I recently consulted on an MPLS-migration project. I have witnessed a large migration several years ago and was glad to see the improvements in the technology.
MPLS, or multi-protocol label switching, is a wide-area network service offering from telcos. Considering MPLS in the context of the OSI model, it operates kind of at layer 2.5 (Hey, Cisco said it, not me). It uses data-link layer MAC address technology but inserts labels in each packet which allow layer 2 devices to route to the correct destination. Thus the “label switching” part of the name. It is “multi-protocol” because it works with the multiple protocols of TCPIP and frame relay and ATM protocols which provides great flexibility when integrating legacy applications. It’s also designed with QoS (Quality of Service) technology which lends itself to latency-sensitive applications like VoIP and video. The MPLS product also allows for maximum flexibility in provisioning. An increase in bandwidth does not mean installation of a new circuit.
MPLS is a nice product, but it is expensive.
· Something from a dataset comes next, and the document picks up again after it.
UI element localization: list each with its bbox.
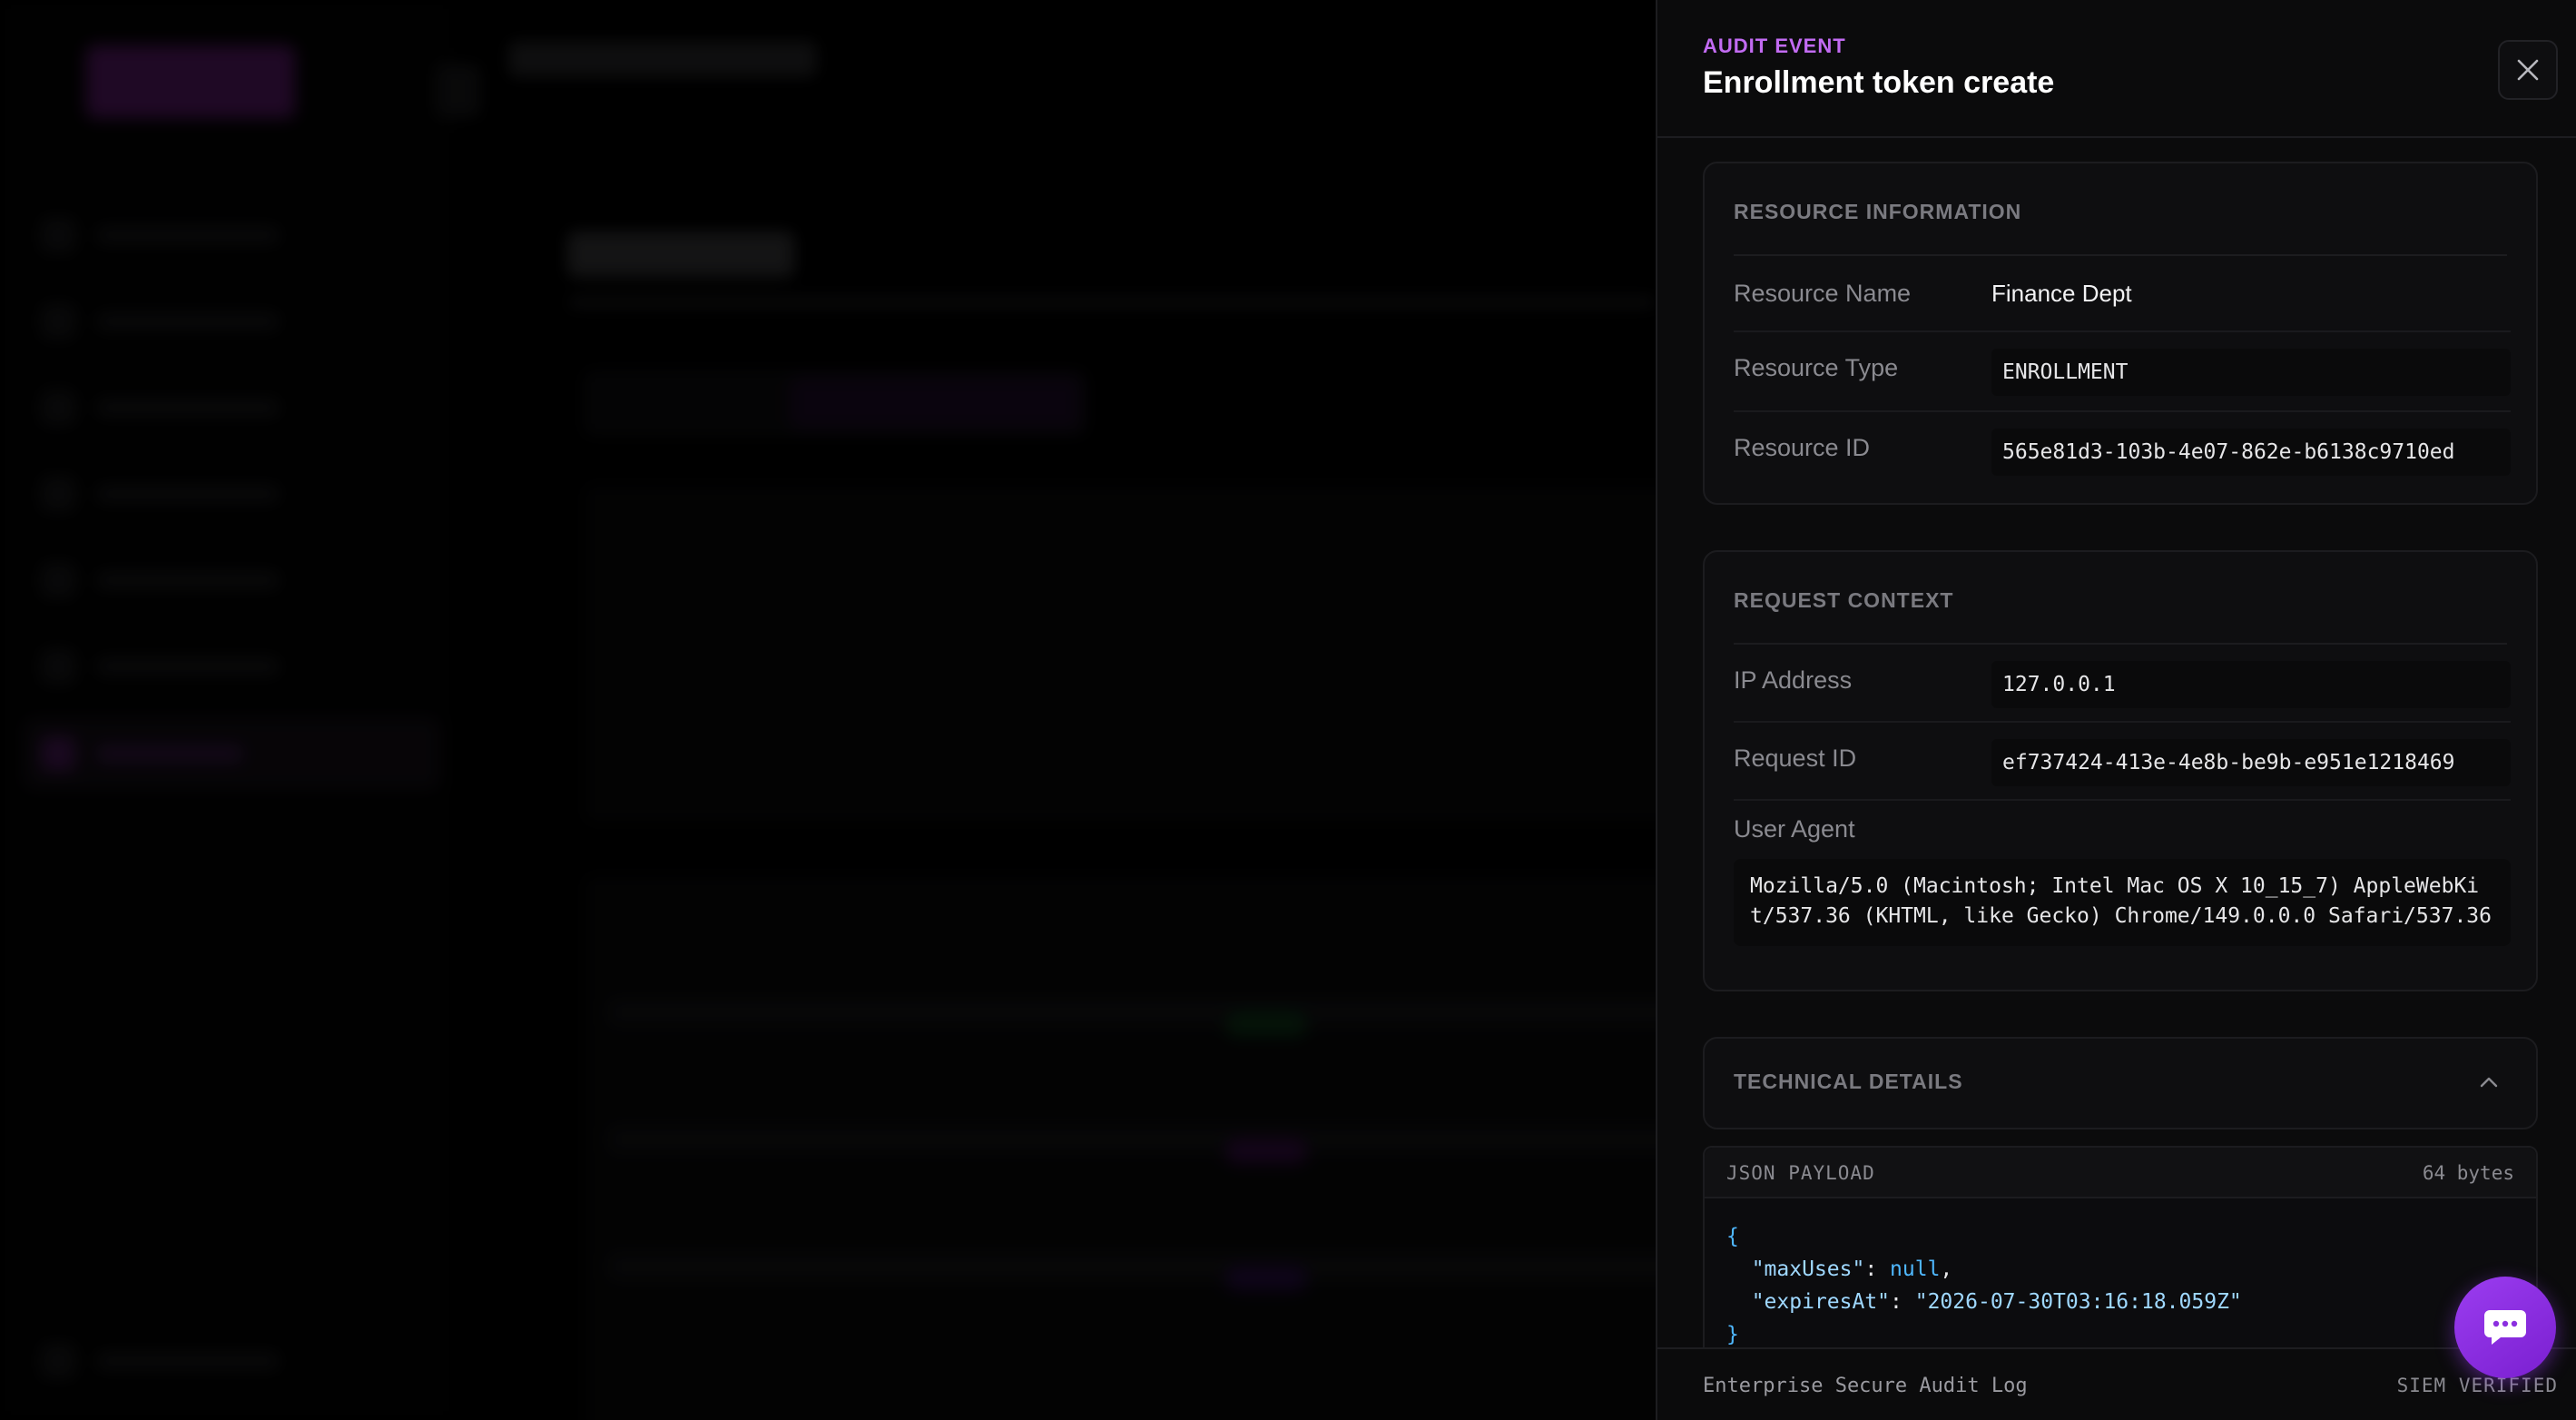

For your Fortune 500 companies, it is a no-brainer. For this client I referenced, they are non-profit and getting some great discounts, but not everyone will have those options. I recently worked for a smaller company with about 70 locations. There was no way I could have sold MPLS service offering to business management. Broadband VPN was cheap and did the job just fine for limited data sharing which was really all the sites needed. For the typical IT manager at an SMB, the current MPLS offering is an excellent large-scale example of where you should choose technology that’s right for the particular organization over that which is just really cool. Unless your sites are tightly controlled from a headquarters location, run VOIP and video conferencing, the business case is just not there.